限界になり、私の頭の中には離婚か引越しをするの2択がチラつくようになった。
夫には、年齢的にもそろそろ持ち家を考えた方がいいのではないかと話した。世間体を大切にしていた夫にはなかなか良いアプローチ方法だったらしく、紆余曲折あったが結局引っ越すことでまとまった。私の実家へ近付き、夫の職場の沿線上に新居を決めた。一人で暮らす私の実父にも会いに行きやすくなった。何かあった時にすぐ駆けつけられるようになったのは良かった。

そして、義実家とは車でたった40分しか離れていないが物理的に義母と距離を置いたことで胸のつかえが随分と楽になった。これで自由に外へ出られるし自分らしく生きられると思った。

引っ越してからすぐのある日、義母方の親戚(義母からしたら甥っ子)にバッタリ会った。
「なんで〇〇ちゃん(義母)から離れちゃうんだよ。可哀想じゃないか。悲しんでると思う。」と挨拶も早々に夫が叱られる。はっきり言って余計なお世話過ぎて固まったが、旦那は私の父を口実に出し苦笑いしていた。義母は一体、この引越しをどう親戚に話していたのだろう。
そもそも義実家の近くには夫の兄家族がいるのだ。息子2人ともずっと手元に置いておかないと気が済まないのだろうか?少なくとも、私は嫌われ尊重されていなかった訳だから側にいなくなっても当たり前じゃないか。夫の今の家族は私と子供。そんなふうに思っていた。

私の母が生きていたら、義母のことをなんと言うだろうとふと考えることがある。
母は義母とは全く違うタイプで、お茶目だが人から頼りにされ、でも群れるわけでもなく余計なことも言わないクレバーな人だった。
今でも姉に、私の中で薄れている母がどんな人だったか尋ねると「非の打ち所がないひと」と答える。まさにそんな人。嫌味を使わずに人を気持ちよく動かすことができる人だった。(人を使うとかではなく、共感させる力がある。)
病気をしていたので父方の田舎へはほとんど帰ることができなかったが、そんな中でも親戚関係は良好で好かれていた。
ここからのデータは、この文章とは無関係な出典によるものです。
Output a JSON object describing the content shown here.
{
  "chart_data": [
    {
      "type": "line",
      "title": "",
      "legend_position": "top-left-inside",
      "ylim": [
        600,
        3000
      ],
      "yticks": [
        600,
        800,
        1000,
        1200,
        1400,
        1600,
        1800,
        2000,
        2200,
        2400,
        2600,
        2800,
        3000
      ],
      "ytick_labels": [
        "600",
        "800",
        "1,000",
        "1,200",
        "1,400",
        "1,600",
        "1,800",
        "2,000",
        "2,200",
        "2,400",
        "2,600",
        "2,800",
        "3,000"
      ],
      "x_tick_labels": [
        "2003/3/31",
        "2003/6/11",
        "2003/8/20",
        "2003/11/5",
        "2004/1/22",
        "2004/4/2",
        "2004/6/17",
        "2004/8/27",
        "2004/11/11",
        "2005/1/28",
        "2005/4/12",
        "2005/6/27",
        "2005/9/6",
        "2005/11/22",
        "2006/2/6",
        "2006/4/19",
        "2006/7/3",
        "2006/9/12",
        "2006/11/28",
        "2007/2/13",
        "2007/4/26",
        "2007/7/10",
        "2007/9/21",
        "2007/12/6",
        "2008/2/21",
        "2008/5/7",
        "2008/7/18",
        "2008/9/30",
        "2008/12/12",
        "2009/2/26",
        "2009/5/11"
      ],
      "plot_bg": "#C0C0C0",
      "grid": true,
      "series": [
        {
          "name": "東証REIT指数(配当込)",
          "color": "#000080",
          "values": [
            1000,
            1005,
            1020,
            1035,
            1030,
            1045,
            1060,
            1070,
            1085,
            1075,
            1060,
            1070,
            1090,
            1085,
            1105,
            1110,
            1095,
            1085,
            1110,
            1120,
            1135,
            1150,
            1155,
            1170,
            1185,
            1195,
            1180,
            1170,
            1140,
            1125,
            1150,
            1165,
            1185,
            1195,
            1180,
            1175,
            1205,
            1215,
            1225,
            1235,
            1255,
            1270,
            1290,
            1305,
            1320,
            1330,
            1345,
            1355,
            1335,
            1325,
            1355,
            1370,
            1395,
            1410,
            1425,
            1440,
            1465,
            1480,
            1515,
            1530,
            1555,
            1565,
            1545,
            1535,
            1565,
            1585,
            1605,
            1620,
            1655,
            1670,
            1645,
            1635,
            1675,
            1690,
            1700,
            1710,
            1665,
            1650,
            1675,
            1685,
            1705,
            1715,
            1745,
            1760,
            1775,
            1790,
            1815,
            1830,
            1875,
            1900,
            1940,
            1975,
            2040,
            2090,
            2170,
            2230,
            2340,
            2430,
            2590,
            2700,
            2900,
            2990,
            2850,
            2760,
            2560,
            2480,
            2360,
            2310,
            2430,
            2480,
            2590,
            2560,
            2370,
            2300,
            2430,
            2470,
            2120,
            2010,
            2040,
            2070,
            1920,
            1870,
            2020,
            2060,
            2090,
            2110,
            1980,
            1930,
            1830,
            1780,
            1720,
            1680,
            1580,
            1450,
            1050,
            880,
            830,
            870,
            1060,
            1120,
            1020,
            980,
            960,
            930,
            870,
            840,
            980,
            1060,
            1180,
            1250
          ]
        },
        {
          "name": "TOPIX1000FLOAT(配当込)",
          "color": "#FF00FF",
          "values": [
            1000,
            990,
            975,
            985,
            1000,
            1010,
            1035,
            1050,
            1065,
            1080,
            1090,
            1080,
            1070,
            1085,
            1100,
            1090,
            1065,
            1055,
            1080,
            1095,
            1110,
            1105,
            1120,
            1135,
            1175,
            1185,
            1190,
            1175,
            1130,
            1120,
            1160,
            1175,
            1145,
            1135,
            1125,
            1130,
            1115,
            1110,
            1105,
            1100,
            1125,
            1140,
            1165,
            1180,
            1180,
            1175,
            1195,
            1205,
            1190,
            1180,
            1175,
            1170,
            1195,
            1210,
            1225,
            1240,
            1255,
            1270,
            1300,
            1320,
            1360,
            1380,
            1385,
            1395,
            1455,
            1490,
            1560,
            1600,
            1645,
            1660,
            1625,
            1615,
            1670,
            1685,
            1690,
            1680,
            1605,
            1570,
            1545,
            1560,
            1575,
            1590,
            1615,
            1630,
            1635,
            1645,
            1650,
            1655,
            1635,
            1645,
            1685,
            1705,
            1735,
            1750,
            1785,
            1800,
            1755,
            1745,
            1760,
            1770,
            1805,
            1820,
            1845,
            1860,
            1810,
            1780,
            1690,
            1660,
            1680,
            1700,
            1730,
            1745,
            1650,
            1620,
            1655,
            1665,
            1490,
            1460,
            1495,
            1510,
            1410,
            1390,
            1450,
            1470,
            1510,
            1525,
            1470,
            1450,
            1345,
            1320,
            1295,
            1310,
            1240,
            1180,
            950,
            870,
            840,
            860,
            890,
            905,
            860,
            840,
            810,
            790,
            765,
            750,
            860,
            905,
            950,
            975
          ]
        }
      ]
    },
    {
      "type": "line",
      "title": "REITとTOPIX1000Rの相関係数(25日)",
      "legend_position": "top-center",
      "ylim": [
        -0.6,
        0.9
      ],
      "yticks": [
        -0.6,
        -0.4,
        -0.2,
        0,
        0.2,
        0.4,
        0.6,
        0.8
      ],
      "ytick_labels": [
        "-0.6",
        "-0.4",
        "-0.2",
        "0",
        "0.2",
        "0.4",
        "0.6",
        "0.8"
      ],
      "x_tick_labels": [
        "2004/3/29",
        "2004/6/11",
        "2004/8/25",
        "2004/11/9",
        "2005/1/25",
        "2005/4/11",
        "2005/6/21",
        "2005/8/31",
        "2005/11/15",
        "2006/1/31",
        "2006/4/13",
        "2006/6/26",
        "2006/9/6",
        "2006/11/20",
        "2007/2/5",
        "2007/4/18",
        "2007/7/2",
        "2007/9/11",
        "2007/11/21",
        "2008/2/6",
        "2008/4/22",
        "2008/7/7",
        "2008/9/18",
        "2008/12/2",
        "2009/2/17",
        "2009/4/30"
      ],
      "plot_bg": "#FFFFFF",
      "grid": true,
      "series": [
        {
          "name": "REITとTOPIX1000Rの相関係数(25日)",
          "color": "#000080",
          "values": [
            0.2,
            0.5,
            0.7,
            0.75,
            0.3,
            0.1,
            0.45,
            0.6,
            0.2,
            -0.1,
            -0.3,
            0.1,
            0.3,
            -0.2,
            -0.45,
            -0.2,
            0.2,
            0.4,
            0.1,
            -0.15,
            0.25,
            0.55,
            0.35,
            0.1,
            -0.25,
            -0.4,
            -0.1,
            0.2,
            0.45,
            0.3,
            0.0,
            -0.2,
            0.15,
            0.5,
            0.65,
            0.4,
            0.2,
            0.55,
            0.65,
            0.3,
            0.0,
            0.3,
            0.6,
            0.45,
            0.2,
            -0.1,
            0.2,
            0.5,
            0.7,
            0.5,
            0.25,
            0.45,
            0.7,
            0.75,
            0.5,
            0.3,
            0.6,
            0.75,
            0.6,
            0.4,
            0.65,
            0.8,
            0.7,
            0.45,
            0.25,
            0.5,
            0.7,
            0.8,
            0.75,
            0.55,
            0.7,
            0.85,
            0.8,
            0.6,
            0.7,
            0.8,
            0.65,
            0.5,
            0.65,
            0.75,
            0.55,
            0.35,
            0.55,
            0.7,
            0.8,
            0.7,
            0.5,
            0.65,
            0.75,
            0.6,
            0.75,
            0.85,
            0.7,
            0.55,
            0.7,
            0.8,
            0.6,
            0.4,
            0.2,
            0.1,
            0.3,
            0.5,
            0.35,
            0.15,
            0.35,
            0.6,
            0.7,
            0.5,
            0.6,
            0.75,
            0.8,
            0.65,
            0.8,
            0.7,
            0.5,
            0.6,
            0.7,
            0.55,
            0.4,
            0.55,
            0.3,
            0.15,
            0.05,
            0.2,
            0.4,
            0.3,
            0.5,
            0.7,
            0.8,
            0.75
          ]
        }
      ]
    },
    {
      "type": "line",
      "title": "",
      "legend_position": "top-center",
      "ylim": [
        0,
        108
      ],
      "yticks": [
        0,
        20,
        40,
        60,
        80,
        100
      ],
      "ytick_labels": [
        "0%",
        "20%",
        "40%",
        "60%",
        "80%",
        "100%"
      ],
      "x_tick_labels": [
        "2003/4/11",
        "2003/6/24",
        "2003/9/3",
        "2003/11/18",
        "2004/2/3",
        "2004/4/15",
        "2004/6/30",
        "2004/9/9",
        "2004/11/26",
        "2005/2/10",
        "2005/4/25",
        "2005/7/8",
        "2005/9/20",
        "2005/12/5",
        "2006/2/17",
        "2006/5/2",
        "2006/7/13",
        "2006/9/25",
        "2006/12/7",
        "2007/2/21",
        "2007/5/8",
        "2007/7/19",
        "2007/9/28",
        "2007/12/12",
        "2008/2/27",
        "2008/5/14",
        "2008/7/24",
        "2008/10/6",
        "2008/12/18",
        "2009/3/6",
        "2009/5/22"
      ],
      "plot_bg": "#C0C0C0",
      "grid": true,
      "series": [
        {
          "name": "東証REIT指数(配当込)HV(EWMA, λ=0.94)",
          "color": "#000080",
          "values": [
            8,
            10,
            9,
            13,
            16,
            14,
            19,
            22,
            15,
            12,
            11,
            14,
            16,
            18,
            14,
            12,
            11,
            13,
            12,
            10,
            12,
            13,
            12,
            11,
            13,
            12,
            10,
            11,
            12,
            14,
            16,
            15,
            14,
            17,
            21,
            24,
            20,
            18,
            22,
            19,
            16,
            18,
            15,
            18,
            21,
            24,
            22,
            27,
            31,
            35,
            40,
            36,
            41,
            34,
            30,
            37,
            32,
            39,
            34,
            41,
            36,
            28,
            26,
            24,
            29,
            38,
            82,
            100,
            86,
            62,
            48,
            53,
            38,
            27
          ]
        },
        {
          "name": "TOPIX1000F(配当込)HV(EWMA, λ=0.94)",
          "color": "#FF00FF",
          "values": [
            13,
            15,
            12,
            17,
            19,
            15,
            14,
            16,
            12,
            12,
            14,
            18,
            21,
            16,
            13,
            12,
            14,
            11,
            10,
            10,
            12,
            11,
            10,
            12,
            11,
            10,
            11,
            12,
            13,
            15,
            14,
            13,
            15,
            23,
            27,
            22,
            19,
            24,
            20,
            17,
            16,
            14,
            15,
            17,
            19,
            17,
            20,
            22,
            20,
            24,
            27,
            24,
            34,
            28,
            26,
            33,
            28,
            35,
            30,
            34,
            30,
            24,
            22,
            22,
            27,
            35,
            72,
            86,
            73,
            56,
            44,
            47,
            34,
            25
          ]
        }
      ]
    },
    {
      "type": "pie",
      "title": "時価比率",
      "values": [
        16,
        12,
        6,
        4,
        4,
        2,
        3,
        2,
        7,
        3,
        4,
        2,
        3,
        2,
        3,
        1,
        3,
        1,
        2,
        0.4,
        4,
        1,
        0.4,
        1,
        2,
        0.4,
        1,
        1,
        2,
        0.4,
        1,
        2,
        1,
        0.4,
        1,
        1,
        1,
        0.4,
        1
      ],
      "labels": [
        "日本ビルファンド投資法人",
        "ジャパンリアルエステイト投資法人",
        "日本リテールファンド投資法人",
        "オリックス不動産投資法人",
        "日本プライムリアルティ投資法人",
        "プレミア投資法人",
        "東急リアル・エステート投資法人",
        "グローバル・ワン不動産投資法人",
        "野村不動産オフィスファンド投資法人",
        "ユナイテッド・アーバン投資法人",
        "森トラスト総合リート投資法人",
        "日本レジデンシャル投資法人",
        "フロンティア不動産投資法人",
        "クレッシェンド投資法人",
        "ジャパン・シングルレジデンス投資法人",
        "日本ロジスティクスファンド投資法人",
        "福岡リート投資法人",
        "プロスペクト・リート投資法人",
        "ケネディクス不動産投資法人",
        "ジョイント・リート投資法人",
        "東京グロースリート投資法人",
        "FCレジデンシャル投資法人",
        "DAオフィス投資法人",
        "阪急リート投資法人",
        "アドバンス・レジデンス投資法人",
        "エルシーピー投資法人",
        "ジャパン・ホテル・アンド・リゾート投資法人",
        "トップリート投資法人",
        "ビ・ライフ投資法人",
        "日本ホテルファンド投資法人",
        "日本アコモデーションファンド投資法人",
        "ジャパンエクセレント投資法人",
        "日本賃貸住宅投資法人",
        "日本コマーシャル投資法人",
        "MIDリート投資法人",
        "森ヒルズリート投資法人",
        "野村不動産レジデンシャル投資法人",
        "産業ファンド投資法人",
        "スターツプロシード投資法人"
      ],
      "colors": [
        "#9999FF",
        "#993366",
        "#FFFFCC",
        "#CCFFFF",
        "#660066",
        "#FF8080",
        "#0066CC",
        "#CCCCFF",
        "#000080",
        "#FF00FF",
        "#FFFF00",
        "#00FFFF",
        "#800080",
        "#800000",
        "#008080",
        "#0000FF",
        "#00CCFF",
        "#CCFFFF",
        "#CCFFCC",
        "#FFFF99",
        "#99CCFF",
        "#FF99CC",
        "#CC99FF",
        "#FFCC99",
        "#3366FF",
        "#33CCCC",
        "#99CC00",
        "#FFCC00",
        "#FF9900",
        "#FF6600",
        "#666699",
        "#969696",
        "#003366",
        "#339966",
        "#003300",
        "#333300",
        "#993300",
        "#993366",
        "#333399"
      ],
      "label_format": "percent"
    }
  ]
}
相手の気持ちを察し配慮することに長け、自分が病気で苦しいのに周りに気を遣えるひとだったのだ。とても無理だと思うがそんな母親になりたいと思っていた。

神様は不公平だ。
なぜ母があんなにも早く死んだのか。

夫はもういない。子供がいるから難しいかもしれないが、成長とともに義実家との付き合いはフェードアウトしていきたい。
亡き息子の残した孫に会いたい気持ちは勿論わかるが、私が毎日暇してるとか何か勘違いしているのか、これまでなかった「子供を連れて泊まりに来い」や「夏は一緒に旅行へ行こう」などと口に出して求められるようになった。なぜ?と吐きそうになった。私にとっては地獄なのに。
あなたの息子さんが自死したため、結婚後は専業主婦をしていたけど働きに出なくてはいけなくなったし、土日は子供の習い事で試合や当番もあってバタバタだ。当たり前だが、ひとりですべてやらなくてはいけないのだからあなた達に会う暇があるなら家のことをやりたいし、休息したい。そういう気持ちを汲めないのがさすが義母だと思った。義母の傘下ではないので解放してください。

何度も「自死したせいで」というフレーズを使っている自分に嫌気がさす。夫には申し訳ない気持ちだ。でも夫のことを想わない日は1日もない。多分一生そう。それが供養だとも思う。

だけど自己中な人は嫌いだ。
期待してしまっていた人なら尚更。